Weder hat dieses jüngste Konzil ein “neues Pfingsten” in der Kirche hervorgebracht, wie manche Enthusiasten vorschnell schwärmten - noch sollte man es als “Räubersynode” verunglimpfen.
Sachkritik an einzelnen Aussagen des 2. Vatikanum ist gläubigen Katholiken freilich durchaus erlaubt.
Darauf hat auch unser Papst, als er noch Kardinal Ratzinger hieß und Glaubenspräfekt in Rom war, mehrfach hingewiesen. Er hat sogar selber eine solche “Sachkritik” geübt. Er warnte ohnehin ausdrücklich davor, das 2. Vatikanum zu einer Art „Superdogma“ hochzujubeln.
Eine insofern sehr aufschlußreiche Rede von Kardinal Joseph Ratzinger vor chilenischen Bischöfen vom 13.7.1988 befaßte sich mit genau diesem innerkirchlich “heißen” Themenkomplex.
“Das 2. Vatikanische Konzil ist nicht das Ende der Tradition”
Der damalige Chef der Glaubenskongregation erklärte hierzu:
“Das Zweite Vatikanische Konzil gegenüber Msgr. Lefebvre als etwas Wertvolles und Verbindendes der Kirche zu verteidigen, bleibt eine Notwendigkeit.
Aber es gibt eine einengende Haltung, die das Zweite Vatikanum isoliert und die Opposition hervorgerufen hat.
Viele Ausführungen vermitteln den Eindruck, daß nach dem 2. Vatikanum jetzt alles anders ist und das Frühere keine Gültigkeit mehr haben kann oder – in den meisten Fällen – dies nur noch im Lichte des 2. Vatikanum erkennbar sei.
Das Zweite Vatikanische Konzil behandelt man nicht als Teil der lebendigen Tradition der Kirche, sondern direkt als Ende der Tradition und so, als fange man ganz bei Null an.
Die Wahrheit ist, daß das Konzil selbst kein Dogma definiert hat und sich bewußt in einem niedrigeren Rang als reines Pastoralkonzil ausdrücken wollte; trotzdem interpretieren es viele, als wäre es fast das Superdogma, das allen anderen die Bedeutung nimmt.”
Lesen Sie hier die vollständige Rede vor den Bischöfen in Chile:
www.kath-info.de/ratz_13j.html
Sodann muß der unzutreffende Eindruck vermieden werden, als ob das 2 .Vatikanische Konzil quasi d i e entscheidende Lehrautorität der Kirche darstelle, als ob frühere Konzilien nur etwas “Vorläufiges” gewesen seien.
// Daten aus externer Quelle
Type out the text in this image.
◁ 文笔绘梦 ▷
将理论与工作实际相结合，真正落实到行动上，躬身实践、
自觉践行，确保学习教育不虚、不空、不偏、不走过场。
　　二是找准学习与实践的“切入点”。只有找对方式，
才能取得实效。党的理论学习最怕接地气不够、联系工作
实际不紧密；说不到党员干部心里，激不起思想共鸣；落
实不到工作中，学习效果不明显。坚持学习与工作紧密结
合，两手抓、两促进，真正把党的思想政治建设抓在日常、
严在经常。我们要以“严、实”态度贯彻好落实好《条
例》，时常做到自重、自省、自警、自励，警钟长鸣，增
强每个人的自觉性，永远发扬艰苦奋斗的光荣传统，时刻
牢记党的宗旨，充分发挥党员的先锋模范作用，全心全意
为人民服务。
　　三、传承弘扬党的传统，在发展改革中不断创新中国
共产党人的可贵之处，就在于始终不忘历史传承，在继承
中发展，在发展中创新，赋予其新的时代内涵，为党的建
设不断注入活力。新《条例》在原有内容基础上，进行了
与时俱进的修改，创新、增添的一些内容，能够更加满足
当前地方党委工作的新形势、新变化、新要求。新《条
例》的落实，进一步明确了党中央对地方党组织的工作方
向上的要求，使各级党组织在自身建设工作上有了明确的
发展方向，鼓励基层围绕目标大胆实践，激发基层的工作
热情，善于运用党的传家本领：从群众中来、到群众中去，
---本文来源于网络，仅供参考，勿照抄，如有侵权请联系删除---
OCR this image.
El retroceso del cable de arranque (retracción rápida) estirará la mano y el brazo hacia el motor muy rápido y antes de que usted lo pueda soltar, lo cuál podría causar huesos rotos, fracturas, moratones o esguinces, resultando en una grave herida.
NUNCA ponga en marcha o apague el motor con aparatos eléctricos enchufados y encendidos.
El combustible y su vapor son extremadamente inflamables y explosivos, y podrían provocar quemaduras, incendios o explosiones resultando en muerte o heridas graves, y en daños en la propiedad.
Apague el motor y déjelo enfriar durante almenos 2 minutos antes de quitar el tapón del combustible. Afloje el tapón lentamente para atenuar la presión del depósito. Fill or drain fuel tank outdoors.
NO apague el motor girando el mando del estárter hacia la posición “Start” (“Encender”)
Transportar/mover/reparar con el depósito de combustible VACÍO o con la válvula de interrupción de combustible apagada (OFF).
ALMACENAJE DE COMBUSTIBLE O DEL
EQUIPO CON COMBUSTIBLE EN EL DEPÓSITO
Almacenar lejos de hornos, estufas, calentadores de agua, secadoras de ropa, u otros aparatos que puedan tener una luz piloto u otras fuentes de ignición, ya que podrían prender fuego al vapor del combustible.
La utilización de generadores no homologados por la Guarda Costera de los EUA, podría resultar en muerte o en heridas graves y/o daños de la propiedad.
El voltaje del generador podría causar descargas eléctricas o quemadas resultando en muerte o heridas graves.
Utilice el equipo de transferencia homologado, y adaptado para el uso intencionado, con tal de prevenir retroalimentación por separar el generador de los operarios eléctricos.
Damit würde man gleichsam einen Ast vom Baum abschneiden und ihn isolieren.
Papst Benedikt hat sich in seinem bekannten Brief an den Weltepiskopat (alle Bischöfe der Welt) vom 10. März 2009 dazu klar geäußert:
“Man kann die Lehrautorität der Kirche nicht im Jahr 1962 einfrieren (…). Aber manchen von denen, die sich als große Verteidiger des Konzils hervortun, muss auch in Erinnerung gerufen werden, dass das II. Vatikanum die ganze Lehrgeschichte der Kirche in sich trägt. Wer ihm gehorsam sein will, muss den Glauben der Jahrhunderte annehmen und darf nicht die Wurzeln abschneiden, von denen der Baum lebt.”
“Die Welt braucht den kritischen Einspruch”
Außerdem übte Kardinal Ratzinger einst selber sachliche Kritik am 2. Vatikanischen Konzil, so zB. in einem Interview mit der Tageszeitung Die Welt vom 30.5.1988; der Glaubenspräfekt erklärte dabei wörtlich:
“Bei dem großen Ja zu dem, was vom Konzil selbst gewollt war, wird man doch über das Problem, was an Einseitigkeiten unterlaufen ist, mit einer neuen Ernsthaftigkeit nachdenken müssen.
Unserem Ja zur Welt müssen wir hinzufügen, daß die Welt Selbstkritik, kritischen Einspruch braucht. Das kritische Potential, das der Christ gegenüber Entwicklungen hat, muß voll zur Wirkung kommen.”
Detailkritik an der Pastoralkonstitution “Gaudium et spes”
Kardinal Ratzinger hat jedoch nicht nur allgemeine kritische Hinweise geäußert, sondern auch spezielle Aussagen oder Argumentationslinien in Konzilstexten bemängelt, zB. betreffs der Pastoralkonstitution “Über die Kirche in der Welt von heute” (Gaudium et spes), zumal hinsichtlich des ersten Kapitels über die Würde des Menschen.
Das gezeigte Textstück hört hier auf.